The risk of storytelling is that the audience may draw a conclusion from a narrative that is not completely relevant or accurate in the current context, particularly if the story is being told from the perspective of another layperson. In these cases, it is the job of the care team to ensure that the context of the previous experience is understood, and that the lessons are applied to the current context in an objective way.
Disease and Prognosis
The second reason for the disparity in my grandparents’ deaths has to do with the diagnosis. My grandfather had kidney failure; my grandmother had cancer. I believe this was a critical factor in how discussions and decisions around end-of-life care were made. Our societal perceptions of cancer default to those of doom. (In an era of novel cancer therapies, this could not be farther from the truth.) On the other hand, dialysis is perceived as a perpetual, though laborious, substitute for a failed organ. And although it is well established that many conditions have a similar prognosis to that of advanced cancer, health care providers (in my experience) typically think more about discussing treatment preferences and goals of care with patients who have cancer than patients with other diagnoses.

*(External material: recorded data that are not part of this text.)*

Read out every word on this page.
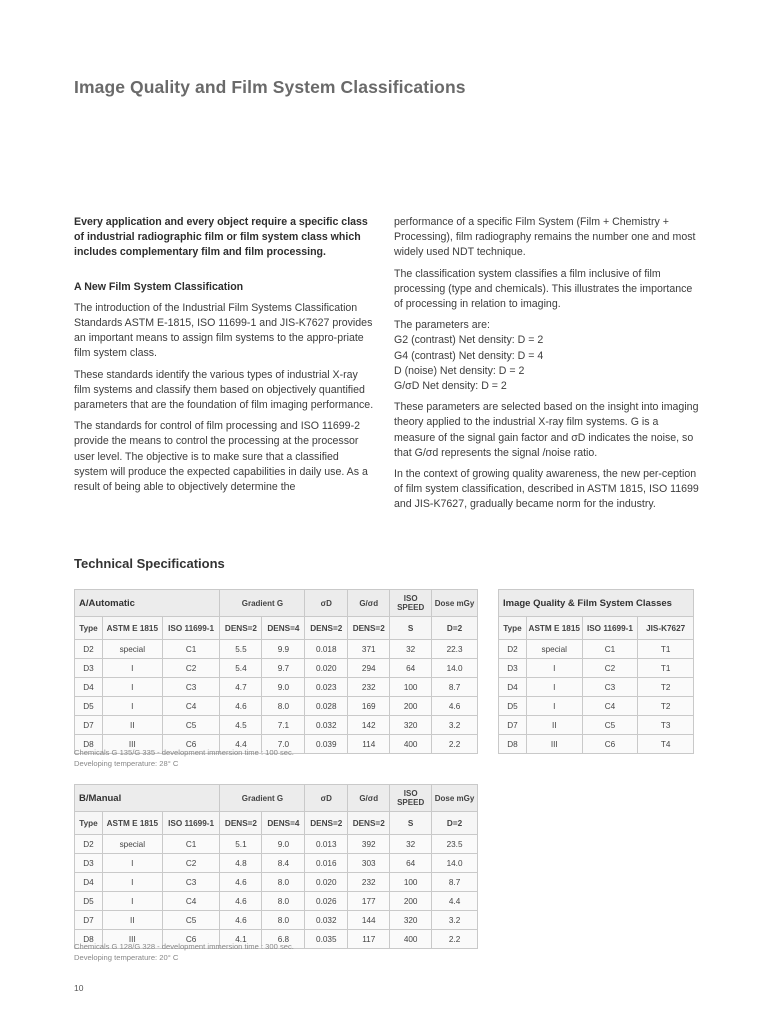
Image Quality and Film System Classifications

Every application and every object require a specific class of industrial radiographic film or film system class which includes complementary film and film processing.

A New Film System Classification

The introduction of the Industrial Film Systems Classification Standards ASTM E-1815, ISO 11699-1 and JIS-K7627 provides an important means to assign film systems to the appro-priate film system class.

These standards identify the various types of industrial X-ray film systems and classify them based on objectively quantified parameters that are the foundation of film imaging performance.

The standards for control of film processing and ISO 11699-2 provide the means to control the processing at the processor user level. The objective is to make sure that a classified system will produce the expected capabilities in daily use. As a result of being able to objectively determine the

performance of a specific Film System (Film + Chemistry + Processing), film radiography remains the number one and most widely used NDT technique.

The classification system classifies a film inclusive of film processing (type and chemicals). This illustrates the importance of processing in relation to imaging.

The parameters are:
G2 (contrast) Net density: D = 2
G4 (contrast) Net density: D = 4
D (noise) Net density: D = 2
G/σD Net density: D = 2

These parameters are selected based on the insight into imaging theory applied to the industrial X-ray film systems. G is a measure of the signal gain factor and σD indicates the noise, so that G/σd represents the signal /noise ratio.

In the context of growing quality awareness, the new per-ception of film system classification, described in ASTM 1815, ISO 11699 and JIS-K7627, gradually became norm for the industry.

Technical Specifications
A/Automatic			Gradient G		σD	G/σd	ISO SPEED	Dose mGy
Type	ASTM E 1815	ISO 11699-1	DENS=2	DENS=4	DENS=2	DENS=2	S	D=2
D2	special	C1	5.5	9.9	0.018	371	32	22.3
D3	I	C2	5.4	9.7	0.020	294	64	14.0
D4	I	C3	4.7	9.0	0.023	232	100	8.7
D5	I	C4	4.6	8.0	0.028	169	200	4.6
D7	II	C5	4.5	7.1	0.032	142	320	3.2
D8	III	C6	4.4	7.0	0.039	114	400	2.2
Chemicals G 135/G 335 - development immersion time : 100 sec.
Developing temperature: 28° C
Image Quality & Film System Classes			
Type	ASTM E 1815	ISO 11699-1	JIS-K7627
D2	special	C1	T1
D3	I	C2	T1
D4	I	C3	T2
D5	I	C4	T2
D7	II	C5	T3
D8	III	C6	T4
B/Manual			Gradient G		σD	G/σd	ISO SPEED	Dose mGy
Type	ASTM E 1815	ISO 11699-1	DENS=2	DENS=4	DENS=2	DENS=2	S	D=2
D2	special	C1	5.1	9.0	0.013	392	32	23.5
D3	I	C2	4.8	8.4	0.016	303	64	14.0
D4	I	C3	4.6	8.0	0.020	232	100	8.7
D5	I	C4	4.6	8.0	0.026	177	200	4.4
D7	II	C5	4.6	8.0	0.032	144	320	3.2
D8	III	C6	4.1	6.8	0.035	117	400	2.2
Chemicals G 128/G 328 - development immersion time : 300 sec.
Developing temperature: 20° C
10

This observation has also been described in the literature. Take for example a study of American veterans suffering from a variety of diseases including cancer, dementia, end-stage renal disease (ESRD), cardiopulmonary failure, and frailty. The investigators reviewed indicators of high-quality care at the end of life — such as palliative care consultation, presence of a do-not-resuscitate order (which suggests a conversation about care preferences and goals occurred), and location of death. While 74 percent of decedents with cancer had a palliative care consultation, this was only true for 60 percent of patients with dementia, 50 percent of patients with ESRD, and 47 percent of patients with cardiopulmonary disease. Death in the intensive care unit—which is associated with worse family-reported end-of-life care—occurred among 9-13 percent of patients with cancer and dementia, but 32-37 percent of patients with all other diagnoses. According to the National Hospice and Palliative Care Organization, in 2013 36 percent of individuals admitted to hospice had a diagnosis of cancer while only 3 percent were admitted with a diagnosis of ESRD.
The dichotomous endings of my grandparents’ lives highlight the complexities of advance care planning and end-of-life care. These conversations are difficult, there are significant educational gaps on the part of patients and providers, and often times providers do not know the care preferences for the patients they are tasked with treating — often in time-sensitive situations. There are opportunities for us all to ensure that we consider an individual’s likely prognosis, regardless of the diagnosis. There are also opportunities to use creative techniques like storytelling to help patients and families understand the complex choices before them. We as individuals, family members, and care providers all must feel ownership in ensuring that care preferences are understood and honored.